Çok önemli olan bir şey de, nefs mubahlarla doymaz. Mubahları kullanmayı arttırdıkça, isteklerini arttırır. Yine de, doymaz. İnsanı haramlara sürükler. Haramlara düşenin de küfre girmesi kolaylaşır. Mubahları aşırı kullanmak, dertlere, hastalıklara sebep olur. Böyle insan, hep midesini, zevkini düşünür. Hasis ve rezil olur.
Nefsin İslamiyet'in dışına taşmasını önlemek için, onunla iki cihad vardır:
1- Nefse uymamak, onun arzularını yapmamaktır. Buna, Riyazet denir. Riyazet, takva ve vera ile olur. Takva, haramlardan kaçmaktır. Vera, haramlardan kaçıp mubahları da ihtiyaçtan fazla kullanmaktan sakınmaktır.
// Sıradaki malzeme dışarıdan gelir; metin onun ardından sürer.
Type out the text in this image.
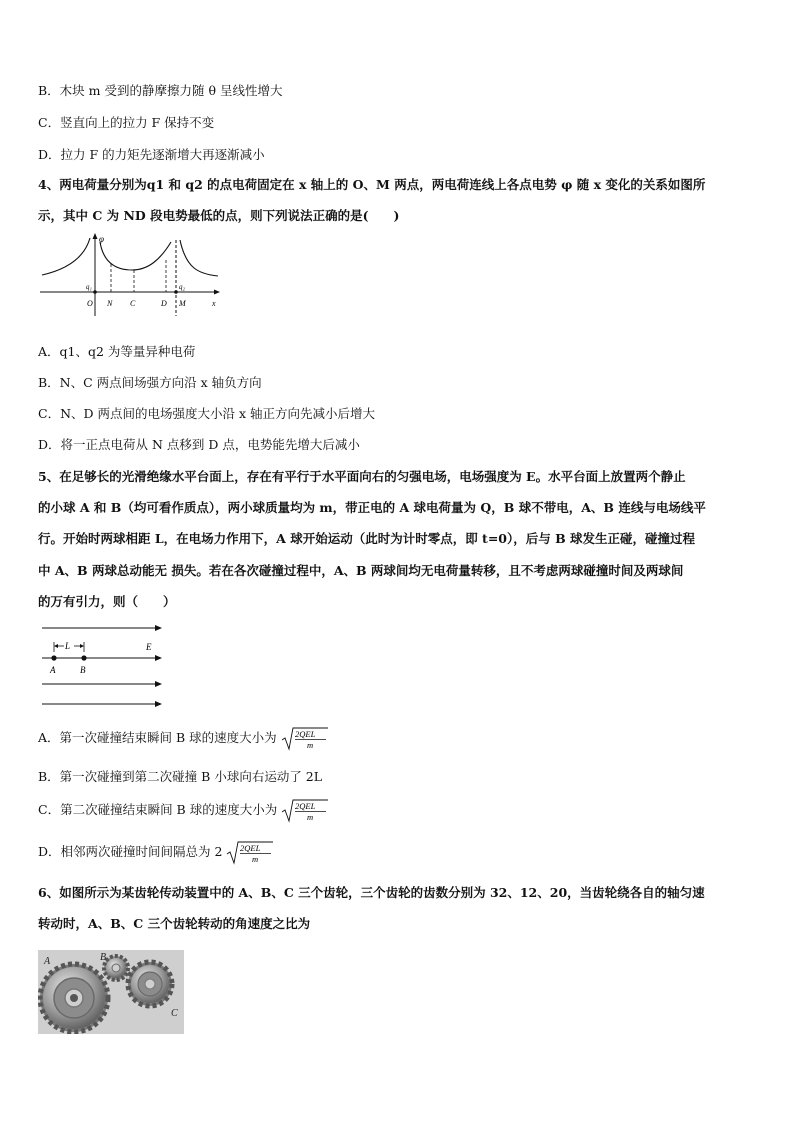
B．木块 m 受到的静摩擦力随 θ 呈线性增大
C．竖直向上的拉力 F 保持不变
D．拉力 F 的力矩先逐渐增大再逐渐减小
4、两电荷量分别为q1 和 q2 的点电荷固定在 x 轴上的 O、M 两点，两电荷连线上各点电势 φ 随 x 变化的关系如图所
示，其中 C 为 ND 段电势最低的点，则下列说法正确的是(　　)
φ
x
q₁	q₂
O N C	D M
A．q1、q2 为等量异种电荷
B．N、C 两点间场强方向沿 x 轴负方向
C．N、D 两点间的电场强度大小沿 x 轴正方向先减小后增大
D．将一正点电荷从 N 点移到 D 点，电势能先增大后减小
5、在足够长的光滑绝缘水平台面上，存在有平行于水平面向右的匀强电场，电场强度为 E。水平台面上放置两个静止
的小球 A 和 B（均可看作质点），两小球质量均为 m，带正电的 A 球电荷量为 Q，B 球不带电，A、B 连线与电场线平
行。开始时两球相距 L，在电场力作用下，A 球开始运动（此时为计时零点，即 t=0），后与 B 球发生正碰，碰撞过程
中 A、B 两球总动能无 损失。若在各次碰撞过程中，A、B 两球间均无电荷量转移，且不考虑两球碰撞时间及两球间
的万有引力，则（　　）
L	E
A	B
A．第一次碰撞结束瞬间 B 球的速度大小为 2QEL
m
B．第一次碰撞到第二次碰撞 B 小球向右运动了 2L
C．第二次碰撞结束瞬间 B 球的速度大小为 2QEL
m
D．相邻两次碰撞时间间隔总为 2 2QEL
m
6、如图所示为某齿轮传动装置中的 A、B、C 三个齿轮，三个齿轮的齿数分别为 32、12、20，当齿轮绕各自的轴匀速
转动时，A、B、C 三个齿轮转动的角速度之比为
A	B
C
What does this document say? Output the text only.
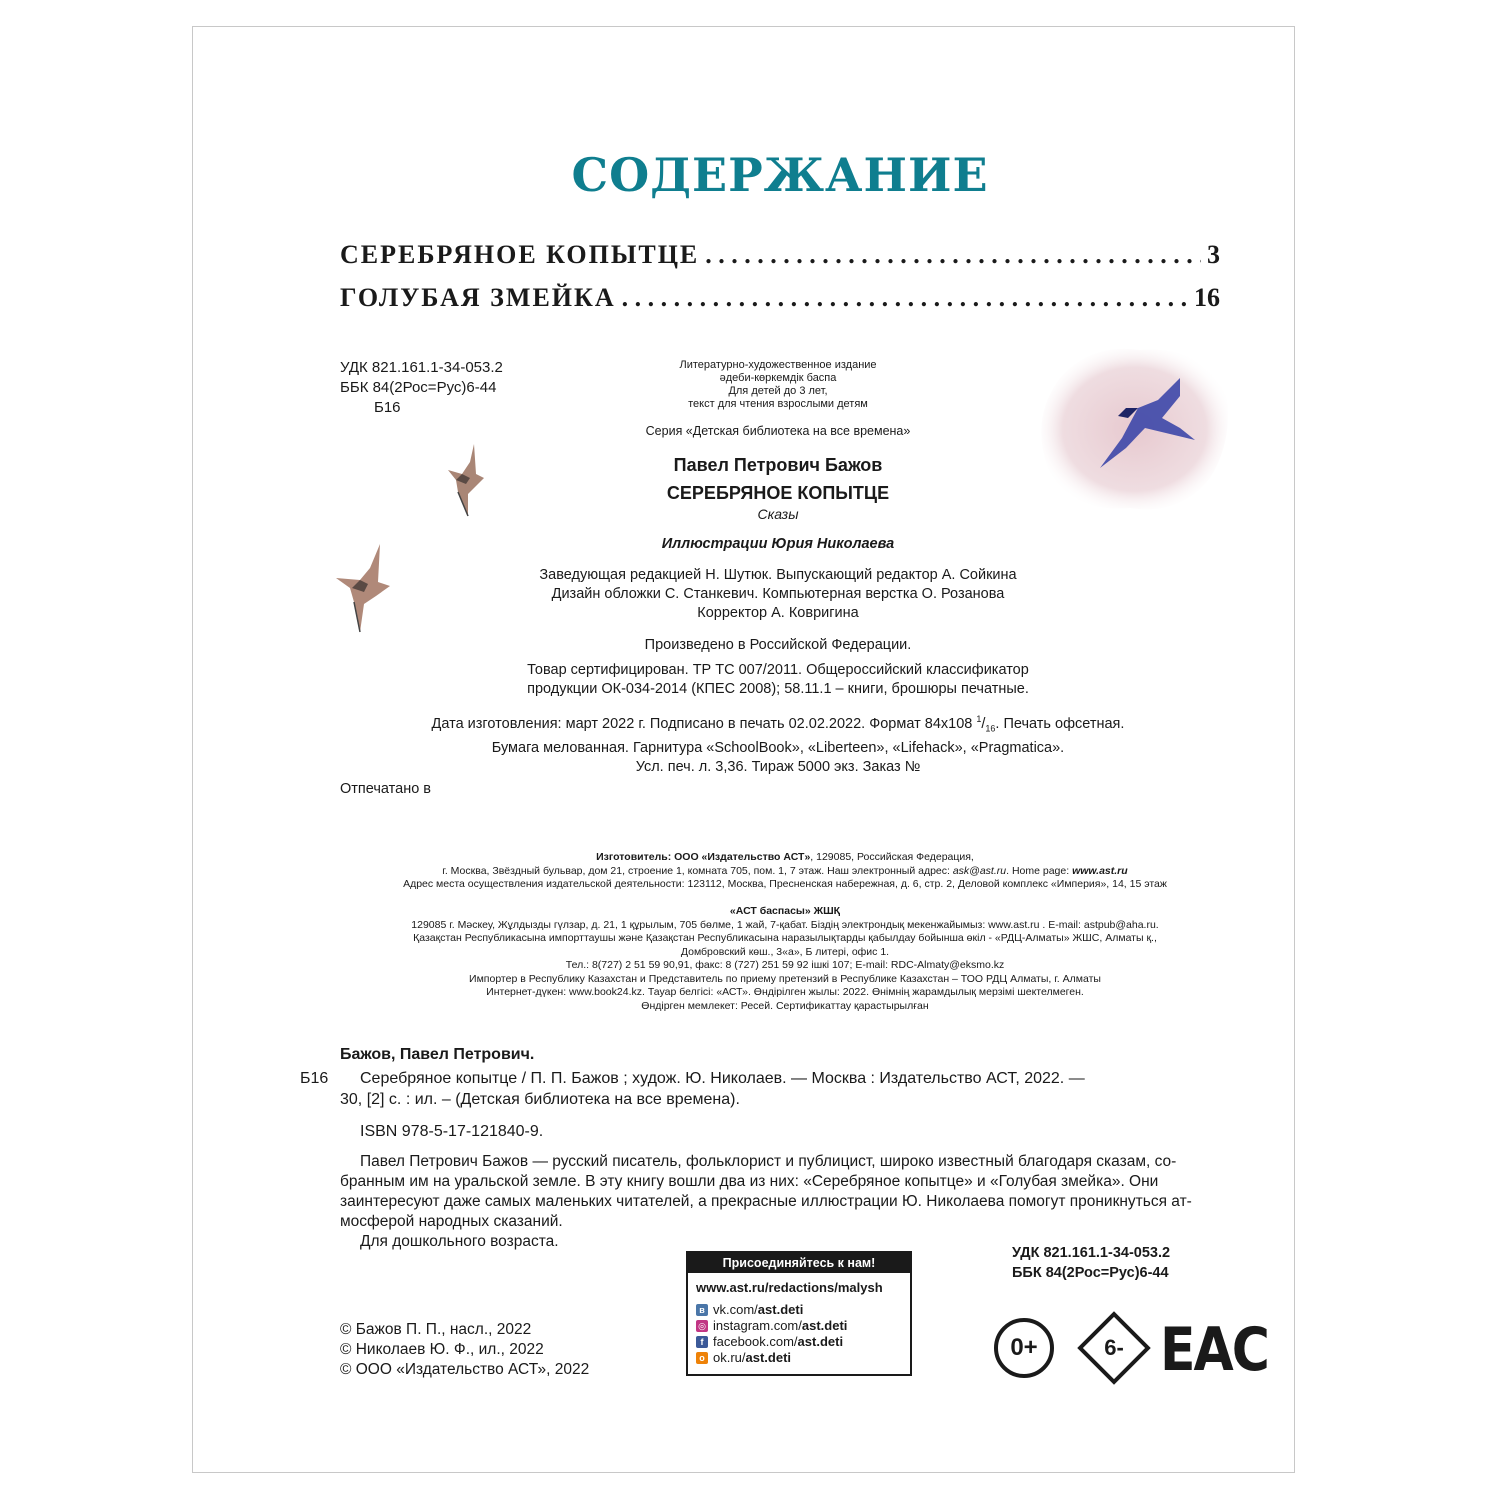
СОДЕРЖАНИЕ
СЕРЕБРЯНОЕ КОПЫТЦЕ . . .	3
ГОЛУБАЯ ЗМЕЙКА . . .	16
УДК 821.161.1-34-053.2
ББК 84(2Рос=Рус)6-44
Б16
Литературно-художественное издание
әдеби-көркемдік баспа
Для детей до 3 лет,
текст для чтения взрослыми детям
Серия «Детская библиотека на все времена»
Павел Петрович Бажов
СЕРЕБРЯНОЕ КОПЫТЦЕ
Сказы
Иллюстрации Юрия Николаева
Заведующая редакцией Н. Шутюк. Выпускающий редактор А. Сойкина
Дизайн обложки С. Станкевич. Компьютерная верстка О. Розанова
Корректор А. Ковригина
Произведено в Российской Федерации.
Товар сертифицирован. ТР ТС 007/2011. Общероссийский классификатор
продукции ОК-034-2014 (КПЕС 2008); 58.11.1 – книги, брошюры печатные.
Дата изготовления: март 2022 г. Подписано в печать 02.02.2022. Формат 84х108 $^1/_{16}$. Печать офсетная.
Бумага мелованная. Гарнитура «SchoolBook», «Liberteen», «Lifehack», «Pragmatica».
Усл. печ. л. 3,36. Тираж 5000 экз. Заказ №
Отпечатано в
Изготовитель: ООО «Издательство АСТ», 129085, Российская Федерация,
г. Москва, Звёздный бульвар, дом 21, строение 1, комната 705, пом. 1, 7 этаж. Наш электронный адрес: ask@ast.ru. Home page: www.ast.ru
Адрес места осуществления издательской деятельности: 123112, Москва, Пресненская набережная, д. 6, стр. 2, Деловой комплекс «Империя», 14, 15 этаж
«АСТ баспасы» ЖШҚ
129085 г. Мәскеу, Жұлдызды гүлзар, д. 21, 1 құрылым, 705 бөлме, 1 жай, 7-қабат. Біздің электрондық мекенжайымыз: www.ast.ru . E-mail: astpub@aha.ru.
Қазақстан Республикасына импорттаушы және Қазақстан Республикасына наразылықтарды қабылдау бойынша өкіл - «РДЦ-Алматы» ЖШС, Алматы қ.,
Домбровский көш., 3«а», Б литері, офис 1.
Тел.: 8(727) 2 51 59 90,91, факс: 8 (727) 251 59 92 ішкі 107; E-mail: RDC-Almaty@eksmo.kz
Импортер в Республику Казахстан и Представитель по приему претензий в Республике Казахстан – ТОО РДЦ Алматы, г. Алматы
Интернет-дүкен: www.book24.kz. Тауар белгісі: «АСТ». Өндірілген жылы: 2022. Өнімнің жарамдылық мерзімі шектелмеген.
Өндірген мемлекет: Ресей. Сертификаттау қарастырылған
Бажов, Павел Петрович.
Б16 Серебряное копытце / П. П. Бажов ; худож. Ю. Николаев. — Москва : Издательство АСТ, 2022. —
30, [2] с. : ил. – (Детская библиотека на все времена).
ISBN 978-5-17-121840-9.
Павел Петрович Бажов — русский писатель, фольклорист и публицист, широко известный благодаря сказам, со-
бранным им на уральской земле. В эту книгу вошли два из них: «Серебряное копытце» и «Голубая змейка». Они
заинтересуют даже самых маленьких читателей, а прекрасные иллюстрации Ю. Николаева помогут проникнуться ат-
мосферой народных сказаний.
Для дошкольного возраста.
Присоединяйтесь к нам!
www.ast.ru/redactions/malysh
в vk.com/ ast.deti
◎ instagram.com/ ast.deti
f facebook.com/ ast.deti
о ok.ru/ ast.deti
УДК 821.161.1-34-053.2
ББК 84(2Рос=Рус)6-44
© Бажов П. П., насл., 2022
© Николаев Ю. Ф., ил., 2022
© ООО «Издательство АСТ», 2022
0+	6- EAC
2- Nefsin istemediği şeyleri yapmaktır. Buna Mücahede denir. Bütün ibadetler mücahededir.
Bu iki cihad, nefsi terbiye eder. İnsanı olgunlaştırır. Ruhları kuvvetlendirir. Sıddıkların, şehidlerin ve salihlerin yoluna kavuşturur. Allahü teâlâ kullarının ibadetlerine muhtaç değildir. Kullarının günah işlemesi de Ona zarar vermez. Kulun nefsini terbiye etmek, nefsle cihad etmek için bunları emretmiştir.
Nefsin hoşuna gidenler
Sual: Nefsimizin hoşuna giden şeylerin hapsi haram mıdır?
CEVAP
Nefsimiz kâfirdir. Haramlar ve mekruhlar onun hoşuna gider. Farzlar ve sünnetler hoşuna gitmez. Namaz kılmak ve oruç tutmak gibi ibadetleri yapmak istemez. Gıdası haramlardır. Haramları sever hep. Riyazet ve mücahede yapan nefsiyle savaşmış olur.
Bir hadis-i şerif meali:
(Cennet, dünyada nefsin sevmediği şeylerle, Cehennem de nefsin arzu ettikleriyle bezenip süslenmiştir.) [Buhari, Müslim]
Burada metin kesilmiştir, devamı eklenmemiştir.